“Memang kamu telah mereka-rekakan yang jahat terhadap aku, tetapi Allah telah mereka-rekakannya untuk kebaikan, dengan maksud melakukan seperti yang terjadi sekarang ini, yakni memelihara hidup suatu bangsa yang besar” (Kejadian 50:20). Inilah maksud Allah yang amat besar bagi nabi Yusuf. Peristiwa-peristiwa pilu dalam hidupnya hanya menjadi sarana pemurnian dan pembentukan hidupnya untuk menggenapi maksud Allah yaitu “memelihara hidup suatu bangsa yang besar.”

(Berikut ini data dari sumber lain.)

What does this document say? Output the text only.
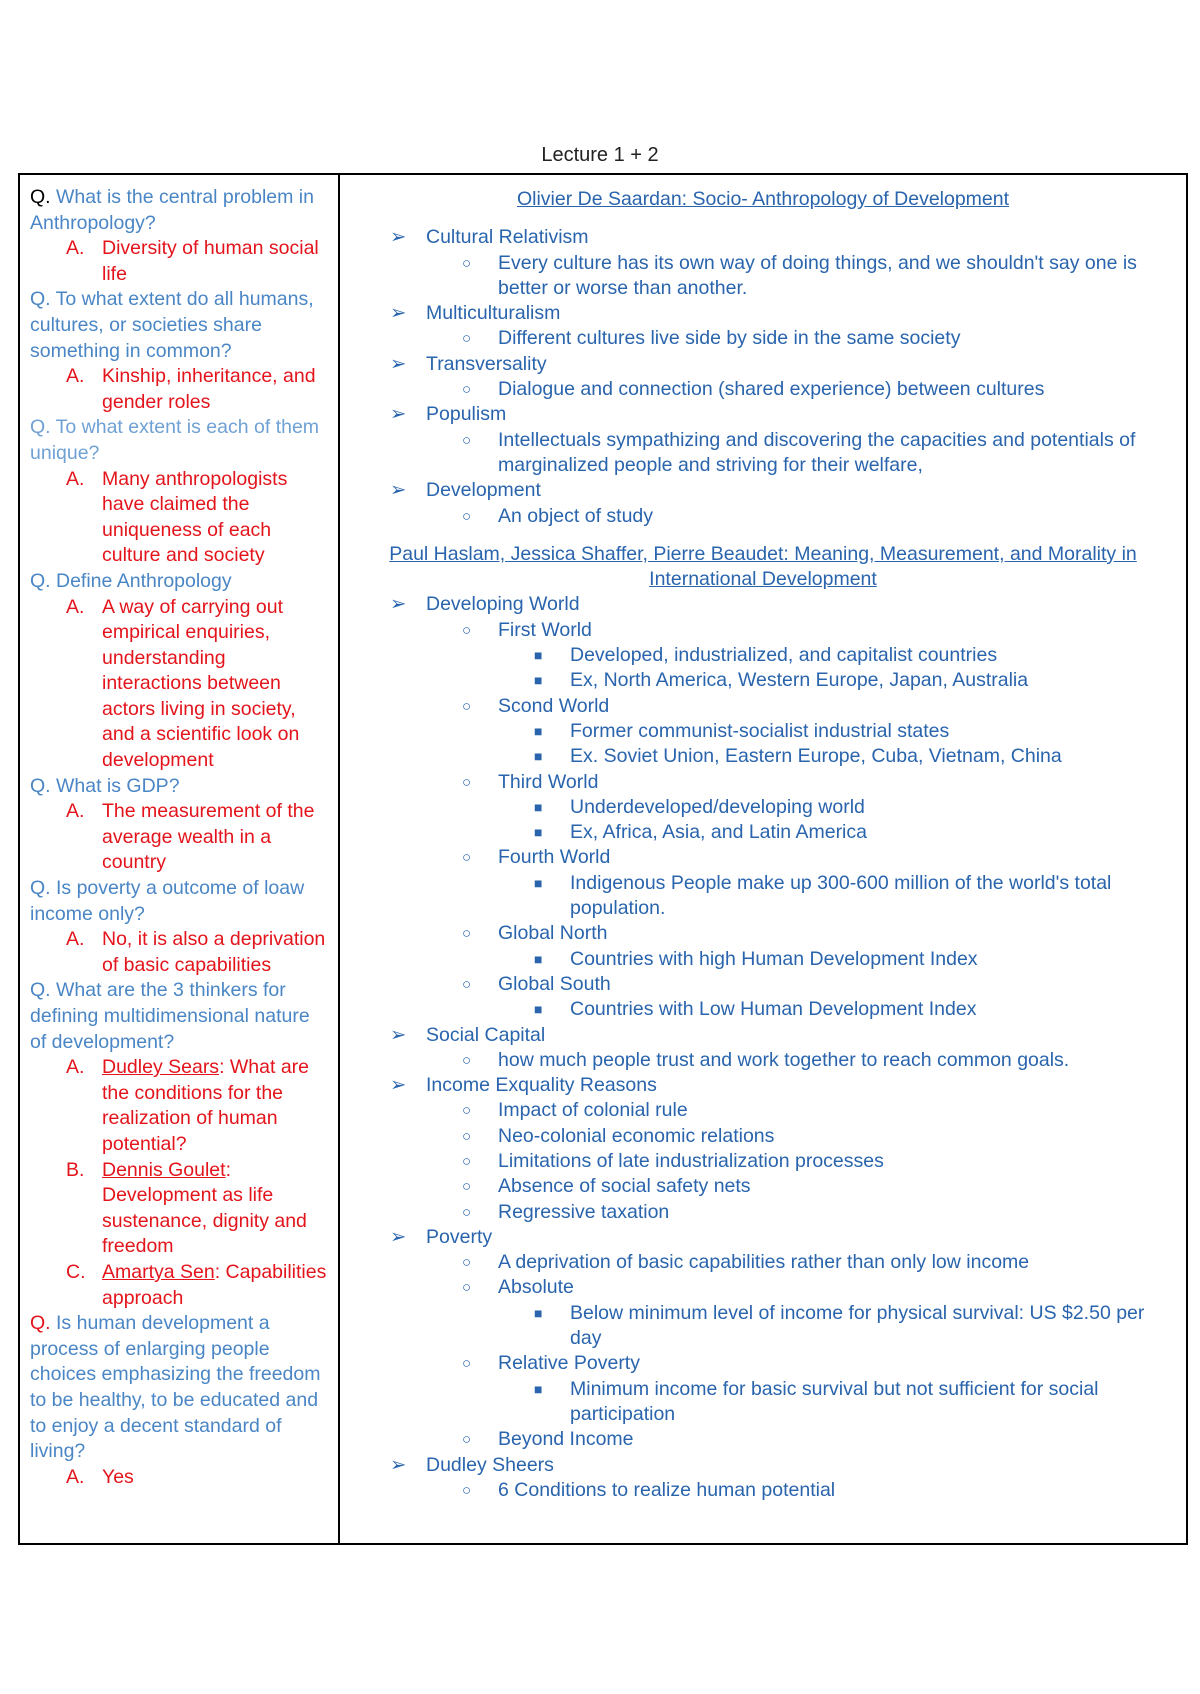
Lecture 1 + 2
Q. What is the central problem in Anthropology?
A. Diversity of human social life
Q. To what extent do all humans, cultures, or societies share
something in common?
A. Kinship, inheritance, and gender roles
Q. To what extent is each of them unique?
A. Many anthropologists have claimed the uniqueness of each culture and society
Q. Define Anthropology
A. A way of carrying out empirical enquiries, understanding interactions between actors living in society, and a scientific look on development
Q. What is GDP?
A. The measurement of the average wealth in a country
Q. Is poverty a outcome of loaw income only?
A. No, it is also a deprivation of basic capabilities
Q. What are the 3 thinkers for defining multidimensional nature of development?
A. Dudley Sears: What are the conditions for the realization of human potential?
B. Dennis Goulet: Development as life sustenance, dignity and freedom
C. Amartya Sen: Capabilities approach
Q. Is human development a process of enlarging people choices emphasizing the freedom to be healthy, to be educated and to enjoy a decent standard of living?
A. Yes

Olivier De Saardan: Socio- Anthropology of Development
➢	Cultural Relativism
○	Every culture has its own way of doing things, and we shouldn't say one is better or worse than another.
➢	Multiculturalism
○	Different cultures live side by side in the same society
➢	Transversality
○	Dialogue and connection (shared experience) between cultures
➢	Populism
○	Intellectuals sympathizing and discovering the capacities and potentials of marginalized people and striving for their welfare,
➢	Development
○	An object of study
Paul Haslam, Jessica Shaffer, Pierre Beaudet: Meaning, Measurement, and Morality in International Development
➢	Developing World
○	First World
■	Developed, industrialized, and capitalist countries
■	Ex, North America, Western Europe, Japan, Australia
○	Scond World
■	Former communist-socialist industrial states
■	Ex. Soviet Union, Eastern Europe, Cuba, Vietnam, China
○	Third World
■	Underdeveloped/developing world
■	Ex, Africa, Asia, and Latin America
○	Fourth World
■	Indigenous People make up 300-600 million of the world's total population.
○	Global North
■	Countries with high Human Development Index
○	Global South
■	Countries with Low Human Development Index
➢	Social Capital
○	how much people trust and work together to reach common goals.
➢	Income Exquality Reasons
○	Impact of colonial rule
○	Neo-colonial economic relations
○	Limitations of late industrialization processes
○	Absence of social safety nets
○	Regressive taxation
➢	Poverty
○	A deprivation of basic capabilities rather than only low income
○	Absolute
■	Below minimum level of income for physical survival: US $2.50 per day
○	Relative Poverty
■	Minimum income for basic survival but not sufficient for social participation
○	Beyond Income
➢	Dudley Sheers
○	6 Conditions to realize human potential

“Sejauh ini, apakah kamu sudah menemukan mutiara masa lalumu seperti nabi Yusuf?“
Bukan salah nabi Yusuf kalau dia menjadi anak Yakub yang lahir di masa tuanya. Kalau ia lebih di sayang dan diberikan jubah maha indah, itu juga bukan salahnya. Mendapatkan mimpi juga bukan salahnya, toh dia tidak mengatur harus bermimpi apa di malam hari. Nabi Yusuf dengan polos menceritakan mimpinya. Sayangnya semua itu ditafsir negatif oleh saudara-saudaranya. Sewaktu dianiaya juga kita tidak lihat ada perlawanan nabi Yusuf.
Mengapa ia dijual kepada bani Ismael yang dalam perdagangan menuju Mesir? Kenapa pula ia dibeli oleh Potifar, seorang Mesir, pegawai istana Firaun, kepala pengawal raja? Dalam ketaatannya kepada Allah dengan lari dari jeratan nafsu nyonya Potifar, ia malah dipenjara. Tanpa salah dan karena fitnah, ia dijebloskan ke dalam penjara. Apa kebetulan kalau ia menjadi kesayangan kepala penjara? Apa kebetulan kalau ia harus berjumpa dengan juru minum dan juru roti Firaun? Semua itu hanya menunjukkan satu hal: Allah mau memakai semua peristiwa itu untuk suatu maksud yaitu untuk memelihara hidup suatu bangsa yang besar”
Bagaimana caranya dia bisa mencapai tujuan itu? Tentu ketika dia diangkat menjadi orang nomor dua di Mesir setelah Firaun. Dengan jalan itu, ia bisa mengatur tujuh tahun masa kelimpahan dan tujuh tahun masa kelaparan.
Sejauh ini, apakah kamu sudah menemukan mutiara masa lalumu seperti nabi Yusuf?